Heinrich & Inge Gassmann
In november 1999 werd oud-kampgevangene Inge Gassmann-Baumann in haar woonplaats Amsterdam geïnterviewd door de conservator van het Herinneringscentrum Kamp Westerbork, Guido Abuys. Inge Gassmann-Baumann werd in 1923 in Berlijn geboren. Haar vader, boekhandelaar en uitgever, was erg met zijn Joodse achtergrond bezig; moeder Baumann daarentegen wilde hier niets van weten. Het gezin bestond verder nog uit een drie jaar jonger zusje.
‘Mijn vader was heel bewust Joods. Mijn moeder kon zich daar enorm druk om maken. “Als die Joden nou eens ophielden Jood te zijn, dan was er geen antisemitisme meer”, zei ze dan tegen hem. Dat ben ik nooit vergeten. Toen mijn eigen zoon na de oorlog met een niet-Joodse vriendin in huis kwam, kon ik daar dan ook prima mee leven.’
Na het overlijden van haar vader in 1933 hertrouwde Inge’s moeder al snel met een Nederlander. Begin 1935 vertrok het gezin naar Nederland. Vier jaar later ontmoette Inge haar toekomstige echtgenoot, Heinrich Gassmann (1913), die in 1937 eveneens uit Duitsland naar Nederland vluchtte. In 1942, Heinrich zat destijds al een aantal weken in kamp Westerbork gevangen, trouwde het stel in de Hollandsche Schouwburg in Amsterdam. Op 15 juli van dat jaar voegde Inge zich vervolgens bij haar man in Westerbork.
‘Mijn man heeft destijds een verzoek ingediend bij de Nederlandse kampcommandant – dat was nog ten tijde van het vluchtelingenkamp – of hij met mij mocht trouwen. Hij kreeg er welgeteld één dag verlof voor. Hij kwam toen naar Amsterdam en vanaf zijn woning aan het Merwedeplein zijn we lopend naar de Schouwburg gegaan. De tram mochten we toen als Joden al niet meer gebruiken. Met een ster op mijn jurk ben ik getrouwd. Onze huwelijksreis was een enkele treis kamp Westerbork.’

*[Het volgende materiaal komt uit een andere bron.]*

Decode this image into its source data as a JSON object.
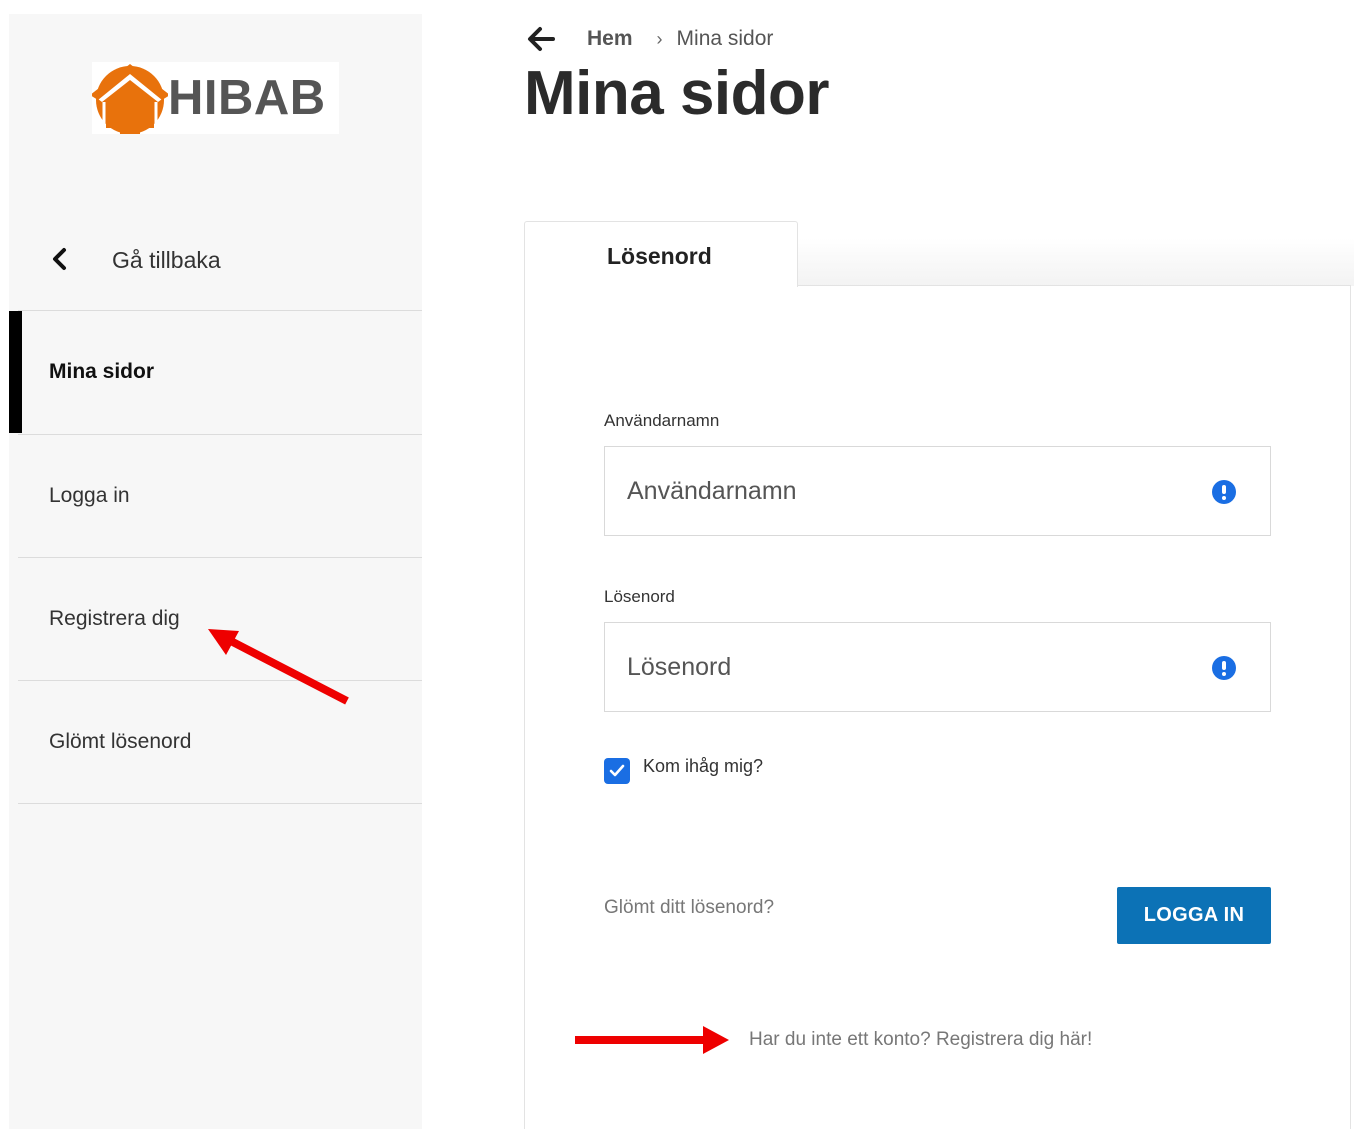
{
  "brand": {
    "logo_text": "HIBAB",
    "logo_color": "#e8720c"
  },
  "sidebar": {
    "back_label": "Gå tillbaka",
    "items": [
      {
        "label": "Mina sidor",
        "active": true
      },
      {
        "label": "Logga in",
        "active": false
      },
      {
        "label": "Registrera dig",
        "active": false
      },
      {
        "label": "Glömt lösenord",
        "active": false
      }
    ]
  },
  "breadcrumb": {
    "home": "Hem",
    "separator": "›",
    "current": "Mina sidor"
  },
  "page": {
    "title": "Mina sidor"
  },
  "tabs": [
    {
      "label": "Lösenord",
      "active": true
    }
  ],
  "form": {
    "username_label": "Användarnamn",
    "username_placeholder": "Användarnamn",
    "password_label": "Lösenord",
    "password_placeholder": "Lösenord",
    "remember_label": "Kom ihåg mig?",
    "remember_checked": true,
    "forgot_link": "Glömt ditt lösenord?",
    "login_button": "LOGGA IN",
    "register_link": "Har du inte ett konto? Registrera dig här!"
  },
  "colors": {
    "accent": "#0c72b6",
    "checkbox": "#1a6ee3",
    "warning_icon": "#1a6ee3",
    "annotation_arrow": "#ee0000"
  }
}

Centraal in het in 1999 afgenomen interview met Inge Gassmann stond de positie van haar man Heinrich die als plaatsvervangend leider van de ‘Fliegende Kolonne’ in kamp Westerbork functioneerde. De Fliegende Kolonne werd in het najaar van 1942 opgericht om mensen te helpen met hun bagage bij binnenkomende en uitgaande transporten. Daarnaast assisteerden de vaak jonge vrouwelijke leden van de FK – die te herkennen waren aan hun bruine uniformen – bij de controle van binnenkomende postpakketten. Van juli 1942 tot september 1944 werden er twee keer in de week tussen de 5.000 en 10.000 postpakketten aan kamp Westerbork geleverd.
‘We moesten soms hele nachten doorwerken bij de FK. Dan zaten wij, leden van de FK, dan aan zo’n tafel met een SD’er erbij. Die pakten dan de lekkerste dingen eruit. Helmen vol kersen, of blikken sardines. Als dan verder alles goedgekeurd was moesten wij een stempel zetten. De volgende dag werden de pakketjes naar de mensen in de barakken gebracht.
Ster op mijn jurk
'Hij kwam toen naar Amsterdam en vanaf zijn woning aan het Merwedeplein zijn we lopend naar de Schouwburg gegaan. De tram mochten we toen als Joden al niet meer gebruiken. Met een ster op mijn jurk ben ik getrouwd. Onze huwelijksreis was een enkele reis kamp Westerbork.'
Op een gegeven moment kwamen wij als FK-leden in contact met leden van de ondergrondse. We moesten gegevens overtypen. Van de centrale registratie in kamp Westerbork moesten we een clandestiene cartotheek maken, maar ik kan me herinneren dat we ook “dodenlijsten” van mensen in Ravensbrück hebben zitten maken. Hoe we daar aan kwamen weet ik niet meer. Waarschijnlijk via dezelfde ondergrondse.’
Door het werk van Heinrich wist het echtpaar Gassmann meer dan tweeënhalf jaar van transport gevrijwaard te blijven. Na de bevrijding werkte Inge vanwege haar kennis van de Engelse taal een tijdlang als tolk voor het Canadese leger.
Eind juni 1945 keerden Heinrich en Inge Gassmann terug naar Amsterdam. In 1951 werd hun dochter geboren, later volgde een zoon. Van een zogenaamd kampsyndroom, zo verklaarde Inge in 1999, hebben zij en haar man nooit last gehad.
‘Toch heb ik wel nachtmerries gehad. Vooral van het weeshuis in Westerbork waar ik ook nog korte tijd heb gewerkt. Al die kleine kinderen… als ik me dan voorstel wat er met hen is gebeurd. Al die kinderen die huilden om hun moeder. Het zijn vreselijke beelden geweest. Beelden die ik nooit vergeten ben.’